Dilansir dari suaramuhammadiyah.id, halal bihalal, dari kata halla, yahillu, bisa bermakna singgah, melepaskan, mengampumi. Acara ini dimaknai sebagai ajang untuk saling singgah, menjalin keakraban, melepas amarah, dan saling mengampuni.
Lalu ketupat sebagai symbol “maaf” bagi masyarakat jawa, sebab ketupat dari istilah jawa yaitu “ngaku lepat” mengakui kesalahan. Momentum idhul fitri ini adalah untuk bersilaturrahim, slaing memaafkan, dan memperkuat persaudaraan.
Menurut Mustaqim, ketiga tradisi tersebut merupakan kebiasaan turun temurun yang bernilai sejarah, menjadi kearifan lokal yang bernilai religius dan budaya, serta menjadi identitas daerah yang bernilai ekonomi dan sosial.

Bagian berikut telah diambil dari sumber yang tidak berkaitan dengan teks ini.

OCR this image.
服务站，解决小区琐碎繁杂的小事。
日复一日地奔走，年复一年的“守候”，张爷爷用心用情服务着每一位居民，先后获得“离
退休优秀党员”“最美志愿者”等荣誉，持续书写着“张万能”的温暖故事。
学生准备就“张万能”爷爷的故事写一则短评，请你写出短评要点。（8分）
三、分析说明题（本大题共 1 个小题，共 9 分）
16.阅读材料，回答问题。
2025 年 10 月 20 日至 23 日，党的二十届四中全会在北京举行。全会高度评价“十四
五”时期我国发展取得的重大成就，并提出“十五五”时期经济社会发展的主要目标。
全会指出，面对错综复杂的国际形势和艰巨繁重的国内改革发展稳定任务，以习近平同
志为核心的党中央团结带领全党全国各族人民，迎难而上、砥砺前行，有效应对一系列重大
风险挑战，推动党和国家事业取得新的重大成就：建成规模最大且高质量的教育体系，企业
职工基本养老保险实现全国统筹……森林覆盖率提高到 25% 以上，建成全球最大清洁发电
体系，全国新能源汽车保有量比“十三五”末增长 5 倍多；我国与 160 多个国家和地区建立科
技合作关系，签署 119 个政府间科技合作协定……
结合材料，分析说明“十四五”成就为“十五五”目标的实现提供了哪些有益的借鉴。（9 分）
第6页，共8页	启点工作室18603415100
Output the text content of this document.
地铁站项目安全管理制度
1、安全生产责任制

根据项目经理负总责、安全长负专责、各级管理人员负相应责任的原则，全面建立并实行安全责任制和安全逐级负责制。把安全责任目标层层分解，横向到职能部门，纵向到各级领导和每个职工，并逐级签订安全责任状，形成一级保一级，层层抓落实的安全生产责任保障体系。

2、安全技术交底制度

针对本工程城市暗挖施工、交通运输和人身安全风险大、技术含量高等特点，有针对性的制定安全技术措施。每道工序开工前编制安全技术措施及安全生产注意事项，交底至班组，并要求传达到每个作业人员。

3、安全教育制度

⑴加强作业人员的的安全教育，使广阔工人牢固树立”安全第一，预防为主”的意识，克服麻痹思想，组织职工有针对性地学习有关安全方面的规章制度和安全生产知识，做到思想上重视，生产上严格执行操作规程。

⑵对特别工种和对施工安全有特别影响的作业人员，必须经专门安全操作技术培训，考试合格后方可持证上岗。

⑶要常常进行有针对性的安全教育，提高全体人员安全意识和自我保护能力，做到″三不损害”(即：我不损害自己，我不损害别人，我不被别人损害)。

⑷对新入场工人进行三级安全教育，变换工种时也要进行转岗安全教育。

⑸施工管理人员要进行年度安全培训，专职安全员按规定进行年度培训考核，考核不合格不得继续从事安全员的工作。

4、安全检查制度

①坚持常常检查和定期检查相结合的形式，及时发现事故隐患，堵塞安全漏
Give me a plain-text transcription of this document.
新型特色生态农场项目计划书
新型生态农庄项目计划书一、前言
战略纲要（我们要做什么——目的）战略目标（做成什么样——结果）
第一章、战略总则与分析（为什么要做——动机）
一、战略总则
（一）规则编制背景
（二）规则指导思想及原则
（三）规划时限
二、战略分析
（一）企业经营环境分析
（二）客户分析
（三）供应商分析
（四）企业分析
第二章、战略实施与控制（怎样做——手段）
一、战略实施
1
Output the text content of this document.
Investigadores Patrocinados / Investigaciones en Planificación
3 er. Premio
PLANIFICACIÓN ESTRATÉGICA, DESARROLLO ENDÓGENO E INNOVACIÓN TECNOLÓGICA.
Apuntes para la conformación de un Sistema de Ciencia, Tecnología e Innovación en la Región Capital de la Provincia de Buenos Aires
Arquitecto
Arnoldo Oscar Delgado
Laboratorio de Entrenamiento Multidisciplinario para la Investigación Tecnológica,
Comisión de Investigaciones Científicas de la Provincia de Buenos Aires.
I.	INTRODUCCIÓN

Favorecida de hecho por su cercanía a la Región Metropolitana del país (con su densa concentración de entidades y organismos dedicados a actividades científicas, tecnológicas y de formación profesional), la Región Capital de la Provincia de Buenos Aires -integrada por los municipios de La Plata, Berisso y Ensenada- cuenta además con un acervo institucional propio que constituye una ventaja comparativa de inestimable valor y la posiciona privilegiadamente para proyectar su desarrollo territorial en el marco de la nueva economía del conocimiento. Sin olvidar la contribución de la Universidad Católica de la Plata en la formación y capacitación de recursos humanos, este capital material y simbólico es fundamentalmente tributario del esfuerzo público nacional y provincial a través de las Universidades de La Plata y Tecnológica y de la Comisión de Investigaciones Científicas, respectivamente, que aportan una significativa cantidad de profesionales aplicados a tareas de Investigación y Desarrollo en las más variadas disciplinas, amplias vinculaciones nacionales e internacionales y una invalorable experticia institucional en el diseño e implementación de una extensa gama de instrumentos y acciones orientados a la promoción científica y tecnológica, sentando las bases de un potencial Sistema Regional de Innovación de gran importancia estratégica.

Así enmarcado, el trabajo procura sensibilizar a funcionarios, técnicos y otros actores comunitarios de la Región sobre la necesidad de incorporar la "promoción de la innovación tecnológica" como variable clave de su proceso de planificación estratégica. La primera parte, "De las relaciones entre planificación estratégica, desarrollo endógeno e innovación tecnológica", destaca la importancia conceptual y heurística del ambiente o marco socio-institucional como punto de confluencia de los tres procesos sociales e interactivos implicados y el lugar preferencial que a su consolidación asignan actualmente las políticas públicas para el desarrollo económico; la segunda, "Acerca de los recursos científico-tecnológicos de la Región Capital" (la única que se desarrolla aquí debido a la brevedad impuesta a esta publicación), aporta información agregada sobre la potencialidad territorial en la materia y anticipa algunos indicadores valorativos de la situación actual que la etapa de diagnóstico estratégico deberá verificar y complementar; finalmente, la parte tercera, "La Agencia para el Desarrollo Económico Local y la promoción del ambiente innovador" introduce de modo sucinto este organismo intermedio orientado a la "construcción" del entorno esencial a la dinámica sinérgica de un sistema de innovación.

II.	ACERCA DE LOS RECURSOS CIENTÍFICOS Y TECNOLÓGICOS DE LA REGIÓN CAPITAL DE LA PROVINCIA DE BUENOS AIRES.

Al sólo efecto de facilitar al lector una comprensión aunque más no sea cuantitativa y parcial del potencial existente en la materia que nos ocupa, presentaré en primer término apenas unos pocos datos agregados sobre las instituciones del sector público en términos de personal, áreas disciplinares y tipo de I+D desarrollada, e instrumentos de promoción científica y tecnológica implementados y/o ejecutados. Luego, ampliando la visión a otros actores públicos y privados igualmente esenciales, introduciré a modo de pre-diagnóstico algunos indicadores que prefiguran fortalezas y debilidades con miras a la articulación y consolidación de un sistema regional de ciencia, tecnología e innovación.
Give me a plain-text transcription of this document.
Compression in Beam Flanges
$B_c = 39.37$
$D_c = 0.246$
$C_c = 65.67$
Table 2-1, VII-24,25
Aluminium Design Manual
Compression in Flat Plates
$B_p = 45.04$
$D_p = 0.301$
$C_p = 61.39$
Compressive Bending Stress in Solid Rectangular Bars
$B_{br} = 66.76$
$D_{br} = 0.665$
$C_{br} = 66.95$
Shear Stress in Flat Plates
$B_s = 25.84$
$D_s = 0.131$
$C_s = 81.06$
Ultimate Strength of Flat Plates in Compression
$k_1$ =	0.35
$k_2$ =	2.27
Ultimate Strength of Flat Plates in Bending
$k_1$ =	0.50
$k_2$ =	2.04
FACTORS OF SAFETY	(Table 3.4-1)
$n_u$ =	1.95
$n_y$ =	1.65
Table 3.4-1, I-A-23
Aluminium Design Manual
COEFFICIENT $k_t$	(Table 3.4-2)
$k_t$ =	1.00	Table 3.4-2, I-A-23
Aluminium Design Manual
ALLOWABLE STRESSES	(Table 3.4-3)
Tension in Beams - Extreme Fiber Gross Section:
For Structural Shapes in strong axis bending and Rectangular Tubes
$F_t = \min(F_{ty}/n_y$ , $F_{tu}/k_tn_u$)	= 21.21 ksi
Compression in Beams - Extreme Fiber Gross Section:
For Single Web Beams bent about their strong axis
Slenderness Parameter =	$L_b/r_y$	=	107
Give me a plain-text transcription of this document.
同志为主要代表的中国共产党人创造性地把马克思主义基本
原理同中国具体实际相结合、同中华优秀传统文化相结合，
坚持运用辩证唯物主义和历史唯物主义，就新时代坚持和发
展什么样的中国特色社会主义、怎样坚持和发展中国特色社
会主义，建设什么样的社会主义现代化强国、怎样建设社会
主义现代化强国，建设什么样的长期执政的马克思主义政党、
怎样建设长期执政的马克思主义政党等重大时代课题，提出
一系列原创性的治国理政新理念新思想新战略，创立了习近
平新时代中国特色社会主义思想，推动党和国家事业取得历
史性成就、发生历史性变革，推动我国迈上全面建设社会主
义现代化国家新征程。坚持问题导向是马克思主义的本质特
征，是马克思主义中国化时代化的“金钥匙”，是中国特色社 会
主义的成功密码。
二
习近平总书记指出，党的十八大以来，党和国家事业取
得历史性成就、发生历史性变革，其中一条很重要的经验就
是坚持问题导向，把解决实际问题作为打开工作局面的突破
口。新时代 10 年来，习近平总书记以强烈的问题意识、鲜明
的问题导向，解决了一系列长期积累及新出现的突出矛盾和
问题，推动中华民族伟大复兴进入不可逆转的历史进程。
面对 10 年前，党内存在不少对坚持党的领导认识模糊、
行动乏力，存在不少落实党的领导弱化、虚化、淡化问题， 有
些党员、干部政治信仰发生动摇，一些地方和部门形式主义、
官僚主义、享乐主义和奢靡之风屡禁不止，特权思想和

Ketiga tradisi di atas tidak tiba tiba ada. Terapi ada filosofi dan sejarah yang melatarbelakangi. Hal yang paling esensial dari tradisi tersebut adalah manifestasi rasa syukur kepada Allah Swt. Kemudian nilai nilai yang lain seperti ekonomi, sosial, budaya mengikutinya.
Pada saat idul fitri tiba, masyakat melakukan shalat id berjamaah dilanjutkan dengan halal-bihalan, saling berkunjung ke rumah keluarga dan sahabat.
Pada akhirnya, kita perlu Kembali memaknai apa sebenarnya idhul fitri itu. Tradisi di masyarakat perlu dilestarikan dengan tujuan sebagai bentuk bersyukur kepada Allah Swt, tanpa melenceng atau jauh dari ajaran islam. Dan juga tidak berlebihan dalam menjalaninya. (df|Liesna).